Son günlerde Orta Doğu, bir kez daha küresel gündemin ana maddesi haline geldi. İran ile İsrail arasındaki gerilim, adeta bir volkan gibi patladı ve füze sesleri, bölgenin acı dolu tarihine yeni bir sayfa ekledi. Ancak bu şiddetli tırmanışa rağmen, şaşırtıcı bir şekilde, bazı çevreler hala "Aman efendim, bunlar danışıklı dövüş! İki taraf da aslında anlaşmalı, sadece halka şov yapıyorlar," gibi akıl almaz iddiaları dillendiriyor. Bu tür söylemler hem bölgedeki gerçek acıları hem de uluslararası siyasetin karmaşık dinamiklerini görmezden gelen, hatta hafife alan tehlikeli bir cehaletin ürünüdür. Eğer bu gerçekten bir danışıklı dövüş olsaydı, Siyonist İsrail'in Gazze'de ve diğer Filistin topraklarında işlediği bitmek bilmeyen katliamların, can alan saldırıların, harabeye dönen şehirlerin ve yıkılan hayatların acısı bu denli gerçek, bu denli yakıcı olmazdı. Bu iddialar, yaşanan trajedinin üstünü örtmeye çalışan bir illüzyondan ibarettir; gerçekler ise çok daha çetrefilli ve kanlıdır.

Bu kanlı gerilimin en can alıcı noktası, hiç şüphesiz Gazze Şeridi. "Danışıklı dövüş" diyenlerin sanırım Gazze'ye bakmaya cesaretleri yok. Orada yaşananlar, bir tiyatro sahnesinin figüranları değil, her biri ayrı bir hayatı, ayrı bir umudu temsil eden, kanlı canlı insanlar. Siyonist İsrail'in on yıllardır Gazze'ye uyguladığı insanlık dışı ambargo, gerçekleştirdiği sayısız askeri operasyon ve bu operasyonlarda on binlerce masum Filistinlinin katledilmesi, hangi "anlaşmalı" senaryoya sığabilir? Hastanelerin, okulların, camilerin, kiliselerin, sivil yerleşim yerlerinin kasten hedef alındığı, çocukların, kadınların, yaşlıların hunharca hayatlarını kaybettiği sahneler, bir gösterinin parçası olabilir mi? Her bombardımanda yükselen çığlıklar, yıkılan binaların enkazından çıkan bedenler, açlıkla pençeleşen aileler... Bunlar, hiçbir senaryonun öngöremeyeceği, yaşanması istenmeyecek gerçek acılardır.
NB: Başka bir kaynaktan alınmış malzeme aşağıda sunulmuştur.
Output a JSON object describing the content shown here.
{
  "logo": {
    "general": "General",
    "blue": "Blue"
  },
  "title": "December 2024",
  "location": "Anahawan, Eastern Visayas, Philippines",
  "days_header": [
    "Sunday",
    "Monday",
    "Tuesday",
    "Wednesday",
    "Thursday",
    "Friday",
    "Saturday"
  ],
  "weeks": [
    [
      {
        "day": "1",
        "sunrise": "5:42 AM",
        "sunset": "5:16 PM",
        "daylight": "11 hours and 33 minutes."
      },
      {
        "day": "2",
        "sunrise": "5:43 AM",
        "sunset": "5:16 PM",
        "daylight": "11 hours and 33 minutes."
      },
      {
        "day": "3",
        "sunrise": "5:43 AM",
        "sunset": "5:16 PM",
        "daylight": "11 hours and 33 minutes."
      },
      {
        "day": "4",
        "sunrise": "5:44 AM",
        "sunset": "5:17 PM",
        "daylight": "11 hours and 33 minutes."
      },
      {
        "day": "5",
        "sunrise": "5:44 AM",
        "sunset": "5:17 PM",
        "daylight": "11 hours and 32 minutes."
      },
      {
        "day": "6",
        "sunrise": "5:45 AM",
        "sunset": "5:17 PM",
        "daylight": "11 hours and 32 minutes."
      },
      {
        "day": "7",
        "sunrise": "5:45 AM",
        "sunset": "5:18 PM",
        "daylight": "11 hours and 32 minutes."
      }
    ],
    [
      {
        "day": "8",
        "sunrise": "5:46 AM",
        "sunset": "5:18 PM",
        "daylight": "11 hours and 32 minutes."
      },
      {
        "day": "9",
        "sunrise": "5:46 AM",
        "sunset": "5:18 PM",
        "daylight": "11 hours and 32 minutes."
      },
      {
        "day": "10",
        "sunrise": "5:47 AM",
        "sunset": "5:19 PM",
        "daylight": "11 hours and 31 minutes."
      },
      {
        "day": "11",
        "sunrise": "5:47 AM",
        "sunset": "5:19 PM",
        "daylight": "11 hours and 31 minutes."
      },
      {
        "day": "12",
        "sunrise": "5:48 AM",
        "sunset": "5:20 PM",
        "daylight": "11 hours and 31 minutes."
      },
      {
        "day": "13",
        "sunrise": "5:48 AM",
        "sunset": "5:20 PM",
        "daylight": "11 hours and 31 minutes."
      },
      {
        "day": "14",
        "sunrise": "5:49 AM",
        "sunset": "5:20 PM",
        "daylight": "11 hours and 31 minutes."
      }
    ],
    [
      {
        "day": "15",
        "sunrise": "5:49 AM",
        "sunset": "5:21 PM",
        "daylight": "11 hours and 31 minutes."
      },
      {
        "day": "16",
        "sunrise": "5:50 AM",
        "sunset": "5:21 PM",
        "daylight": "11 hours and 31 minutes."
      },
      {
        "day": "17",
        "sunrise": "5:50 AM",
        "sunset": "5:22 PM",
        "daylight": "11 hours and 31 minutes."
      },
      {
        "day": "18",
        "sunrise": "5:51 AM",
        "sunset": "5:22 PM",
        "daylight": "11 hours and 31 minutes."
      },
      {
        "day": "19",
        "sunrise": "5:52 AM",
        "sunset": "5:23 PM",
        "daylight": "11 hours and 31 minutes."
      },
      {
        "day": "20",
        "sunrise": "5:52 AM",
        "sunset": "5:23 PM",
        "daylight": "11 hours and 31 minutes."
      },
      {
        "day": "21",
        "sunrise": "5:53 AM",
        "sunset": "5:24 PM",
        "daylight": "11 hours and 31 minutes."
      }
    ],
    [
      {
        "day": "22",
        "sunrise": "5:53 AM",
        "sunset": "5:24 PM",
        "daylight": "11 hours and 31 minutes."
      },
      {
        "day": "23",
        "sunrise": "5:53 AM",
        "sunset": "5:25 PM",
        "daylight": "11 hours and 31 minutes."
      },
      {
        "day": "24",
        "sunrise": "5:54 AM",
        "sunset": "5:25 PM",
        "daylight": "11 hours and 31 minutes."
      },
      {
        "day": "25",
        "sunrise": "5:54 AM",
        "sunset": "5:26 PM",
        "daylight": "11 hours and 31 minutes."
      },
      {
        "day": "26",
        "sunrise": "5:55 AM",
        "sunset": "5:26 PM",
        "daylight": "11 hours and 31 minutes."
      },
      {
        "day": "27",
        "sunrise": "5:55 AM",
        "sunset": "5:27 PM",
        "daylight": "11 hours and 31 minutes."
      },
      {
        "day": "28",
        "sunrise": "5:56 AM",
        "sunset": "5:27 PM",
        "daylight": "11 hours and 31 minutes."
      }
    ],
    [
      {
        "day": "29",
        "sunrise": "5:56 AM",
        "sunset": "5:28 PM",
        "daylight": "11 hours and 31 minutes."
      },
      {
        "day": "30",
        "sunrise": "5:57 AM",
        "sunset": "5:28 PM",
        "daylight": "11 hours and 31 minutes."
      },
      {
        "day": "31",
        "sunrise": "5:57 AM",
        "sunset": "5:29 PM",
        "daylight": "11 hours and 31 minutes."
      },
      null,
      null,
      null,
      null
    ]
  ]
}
İran'ın Filistin davasına bu denli sahiplenmesi, Hamas ve İslami Cihad gibi Gazze'deki direniş gruplarına siyasi, askeri ve finansal destek sağlaması, İsrail'in canını en derinden acıtan meselelerden biridir. Bu destek, İsrail'in Gazze'deki askeri operasyonlarında ciddi zorluklar yaşamasına neden olmakta ve İsrail için sürekli bir güvenlik tehdidi oluşturmaktadır. Eğer bu bir danışıklı dövüş olsaydı, İsrail'in Gazze'de böylesine acımasız ve maliyetli operasyonlara girişmesine, uluslararası alanda bu denli eleştirilere maruz kalmasına ne gerek kalırdı? Bu durum, İran'ın Gazze üzerinden İsrail'e karşı gerçekten ciddi bir cephe açtığını ve bu çatışmanın sıradan bir gösteriden ibaret olmadığını acı bir şekilde kanıtlıyor. Filistin halkının her gün yaşadığı trajedi, danışıklı dövüş iddialarının ne denli temelsiz ve vicdansız olduğunu gözler önüne sermektedir. Bu acılar, sahiciliğini her köşede ilan eden bir çığlık gibidir.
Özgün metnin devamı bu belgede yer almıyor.